In the new works on view at Petzel, floral compositions and lush landscapes of germinating natural life are rendered through minimal, essential gestures that celebrate the purity of the earth’s beauty. At the same time, their material presence gestures toward more celestial realms. For the first time, Ducrot incorporates meteorite powder into her process, bridging micro and macrocosmic dimensions in poetic, painterly reflections that ask us to reconsider our place in the universe, as part of broader, interconnected systems and ecologies. This gesture also informs the exhibition’s title. “While I was making them, I received the gift of meteorite dust,” she said. “‘Visited’ is meant to refer to the fact that I colored part of these paintings by dissolving meteorite dust. The result was that part of the painting was made with this material that came to visit our Earth.”

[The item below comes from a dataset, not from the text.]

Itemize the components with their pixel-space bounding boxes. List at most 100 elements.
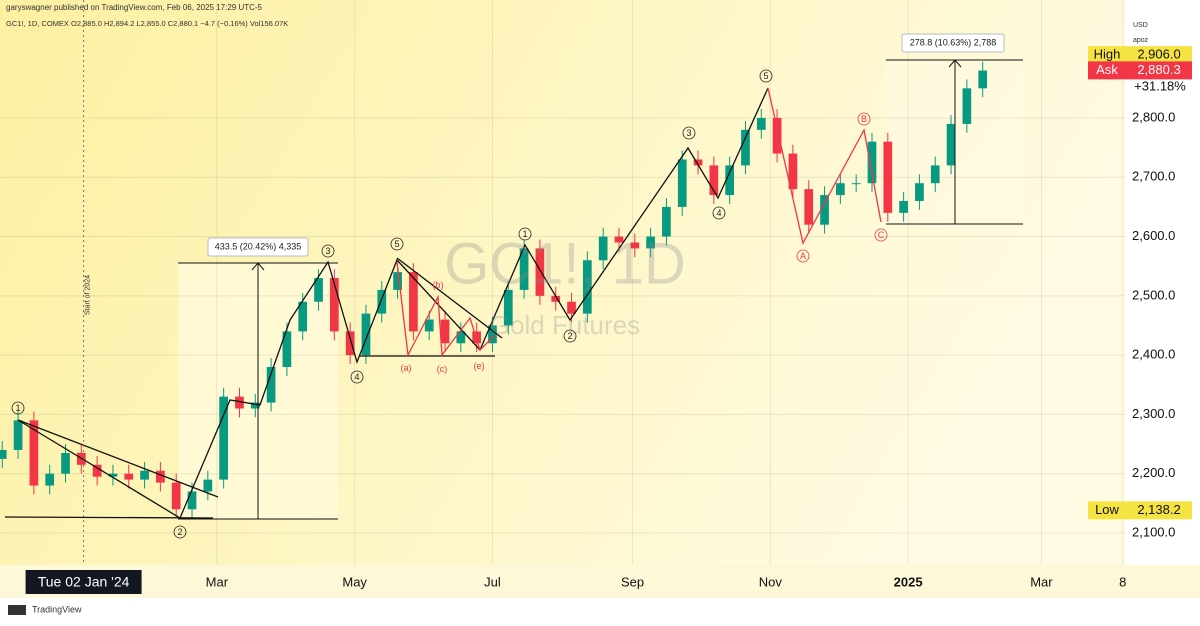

In many of her works, Ducrot invites us to reflect on the need for tenderness, care and empathy, drawing on the symbolic associations of flowers, which are long tied to rituals of offering, honoring and adornment. Through their enduring presence in cultural traditions, flowers become vessels of emotional transmission, embodying both vulnerability and vitality.
The choice to work on Japanese Gampi paper introduces another symbolic layer. Its apparent fragility poetically echoes the precariousness of today’s ecologies, increasingly disrupted by human intervention. Yet these works do more than lament loss—they celebrate the resilience of natural life, animated by vibrant botanical forms and flourishing flora that pulse across the surface. At the same time, Gampi’s historical use as a medium for preserving manuscripts and antiquarian texts deepens the works’ resonance, underscoring a core tension between environmental decline and the human responsibility of custodianship, urging viewers to contemplate the ecological consequences of our actions.
The challenge of using such delicate paper on a large scale—some works span nearly four meters in length—further heightens the tension between fragility and strength. The material appears fragile, yet in Ducrot’s hands it reveals a quiet resilience. “I wanted to emphasize the contrast between this paper, which appears extremely fragile, and using it to make very, very large works,” she explained. “It seems so delicate that it sounds absurd to create something so big, but in reality, this Japanese paper is not fragile at all; it’s an incredibly strong paper. It’s a perfect symbol of resilience.”
Although Ducrot refuses to associate her works with any direct narrative or political commentary, they function as visual metaphors that already carry these critical messages about disrupted natural cycles, as well as a profound devotion to material, encouraging preservation of both substance and tradition. Ultimately, her works invite viewers to explore the layers of meaning embedded in their material and structure. In her vision, the act of preserving artisanal knowledge is not about nostalgia—it becomes a pathway to a different kind of future, a way to reimagine more sustainable, attentive relationships with the natural and material worlds that surround us.
Isabella Ducrot’s “Visited Lands” is on view at Petzel Gallery in New York through July 18, 2025.